Cada cual inicia el día asomándose a la ventana de su existencia, y decide para donde quiere mirar y lo que quiere ver. Por regla general, los que viven en los pisos más altos, tienen menos posibilidades de ver lo que ocurre en la calle, aunque hay quienes disfrutan de una vista excepcional, y no tienen problemas para divisar lo que hay en la lejanía.

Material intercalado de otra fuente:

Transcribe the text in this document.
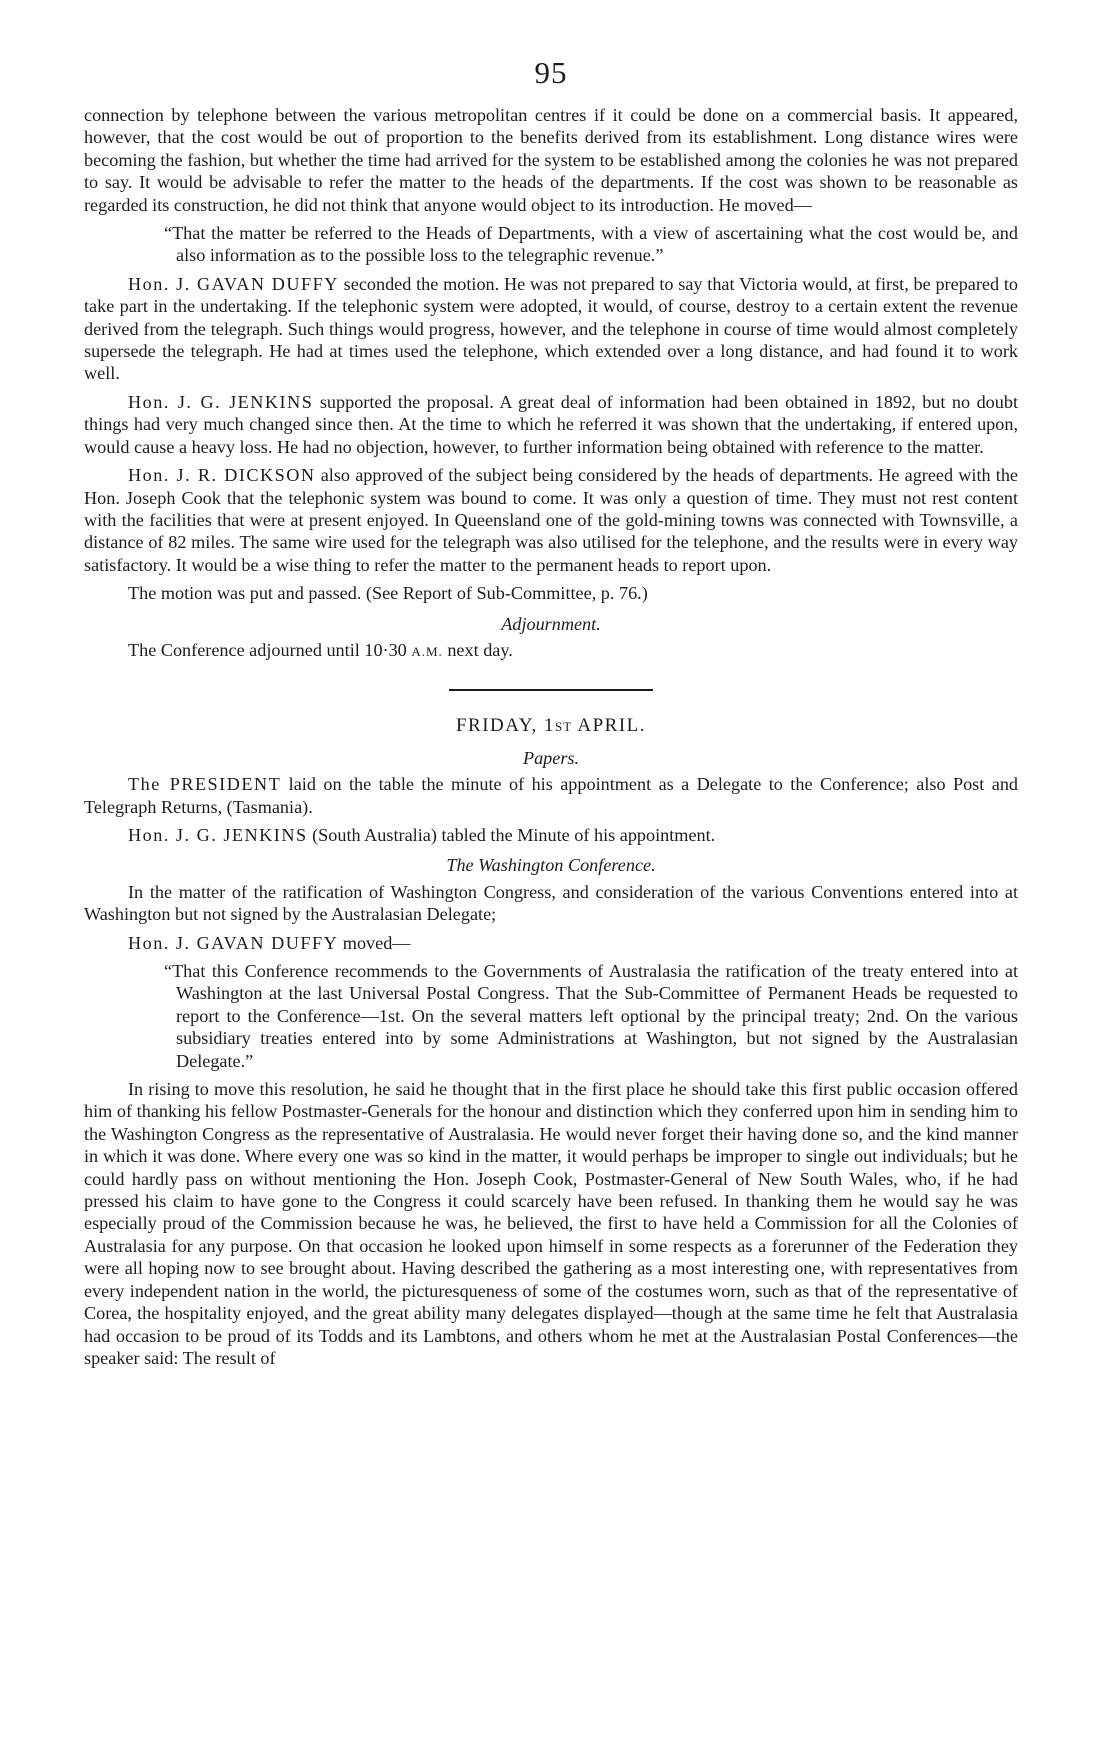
95

connection by telephone between the various metropolitan centres if it could be done on a commercial basis. It appeared, however, that the cost would be out of proportion to the benefits derived from its establishment. Long distance wires were becoming the fashion, but whether the time had arrived for the system to be established among the colonies he was not prepared to say. It would be advisable to refer the matter to the heads of the departments. If the cost was shown to be reasonable as regarded its construction, he did not think that anyone would object to its introduction. He moved—

“That the matter be referred to the Heads of Departments, with a view of ascertaining what the cost would be, and also information as to the possible loss to the telegraphic revenue.”

Hon. J. GAVAN DUFFY seconded the motion. He was not prepared to say that Victoria would, at first, be prepared to take part in the undertaking. If the telephonic system were adopted, it would, of course, destroy to a certain extent the revenue derived from the telegraph. Such things would progress, however, and the telephone in course of time would almost completely supersede the telegraph. He had at times used the telephone, which extended over a long distance, and had found it to work well.

Hon. J. G. JENKINS supported the proposal. A great deal of information had been obtained in 1892, but no doubt things had very much changed since then. At the time to which he referred it was shown that the undertaking, if entered upon, would cause a heavy loss. He had no objection, however, to further information being obtained with reference to the matter.

Hon. J. R. DICKSON also approved of the subject being considered by the heads of departments. He agreed with the Hon. Joseph Cook that the telephonic system was bound to come. It was only a question of time. They must not rest content with the facilities that were at present enjoyed. In Queensland one of the gold-mining towns was connected with Townsville, a distance of 82 miles. The same wire used for the telegraph was also utilised for the telephone, and the results were in every way satisfactory. It would be a wise thing to refer the matter to the permanent heads to report upon.

The motion was put and passed. (See Report of Sub-Committee, p. 76.)

Adjournment.

The Conference adjourned until 10·30 A.M. next day.

FRIDAY, 1ST APRIL.
Papers.

The PRESIDENT laid on the table the minute of his appointment as a Delegate to the Conference; also Post and Telegraph Returns, (Tasmania).

Hon. J. G. JENKINS (South Australia) tabled the Minute of his appointment.

The Washington Conference.

In the matter of the ratification of Washington Congress, and consideration of the various Conventions entered into at Washington but not signed by the Australasian Delegate;

Hon. J. GAVAN DUFFY moved—

“That this Conference recommends to the Governments of Australasia the ratification of the treaty entered into at Washington at the last Universal Postal Congress. That the Sub-Committee of Permanent Heads be requested to report to the Conference—1st. On the several matters left optional by the principal treaty; 2nd. On the various subsidiary treaties entered into by some Administrations at Washington, but not signed by the Australasian Delegate.”

In rising to move this resolution, he said he thought that in the first place he should take this first public occasion offered him of thanking his fellow Postmaster-Generals for the honour and distinction which they conferred upon him in sending him to the Washington Congress as the representative of Australasia. He would never forget their having done so, and the kind manner in which it was done. Where every one was so kind in the matter, it would perhaps be improper to single out individuals; but he could hardly pass on without mentioning the Hon. Joseph Cook, Postmaster-General of New South Wales, who, if he had pressed his claim to have gone to the Congress it could scarcely have been refused. In thanking them he would say he was especially proud of the Commission because he was, he believed, the first to have held a Commission for all the Colonies of Australasia for any purpose. On that occasion he looked upon himself in some respects as a forerunner of the Federation they were all hoping now to see brought about. Having described the gathering as a most interesting one, with representatives from every independent nation in the world, the picturesqueness of some of the costumes worn, such as that of the representative of Corea, the hospitality enjoyed, and the great ability many delegates displayed—though at the same time he felt that Australasia had occasion to be proud of its Todds and its Lambtons, and others whom he met at the Australasian Postal Conferences—the speaker said: The result of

Unos lo hacen elevando sus ojos hacia el cielo, y lo ven azul, limpio y brillante, lleno de pájaros que silban alegres y vuelan libres, a su aire, sin que nadie les diga ni para donde han de ir, ni cómo deben de agitar sus alas .Hay otros, sin embargo, que prefieren inclinar la cabeza hacia abajo, para ver el negro asfalto salpicado de baches y socavones, y la calle llena de suciedad, con un incesante trasiego de gente, que guiada por la rutina se mueve entre la confusión y el desencanto, mientras que la falta de entendimiento actúa sorprendentemente de semáforo regulador del tráfico.
Arriba o abajo, cada uno es libre de elegir hacia dónde quiere dirigir su mirada. Siempre se puede cambiar el lugar elegido, si lo que se ve no es del agrado del que mira, lamentablemente para ellos, los hay que continuamente lo hacen siempre para el mismo lado, a pesar de que ven de forma permanente lo que en realidad no les gusta, y esto sucede una y otra vez, pero como dice el refrán, quien por su gusto corre, jamás se cansa.
Siempre podemos abrir una ventana para ver desde ella el mundo que nos rodea, pero la decisión de hacia dónde queremos hacerlo depende de cada ser humano y de las limitaciones de su campo de visión o de su decisión para dirigir sus ojos hacia un determinado lugar.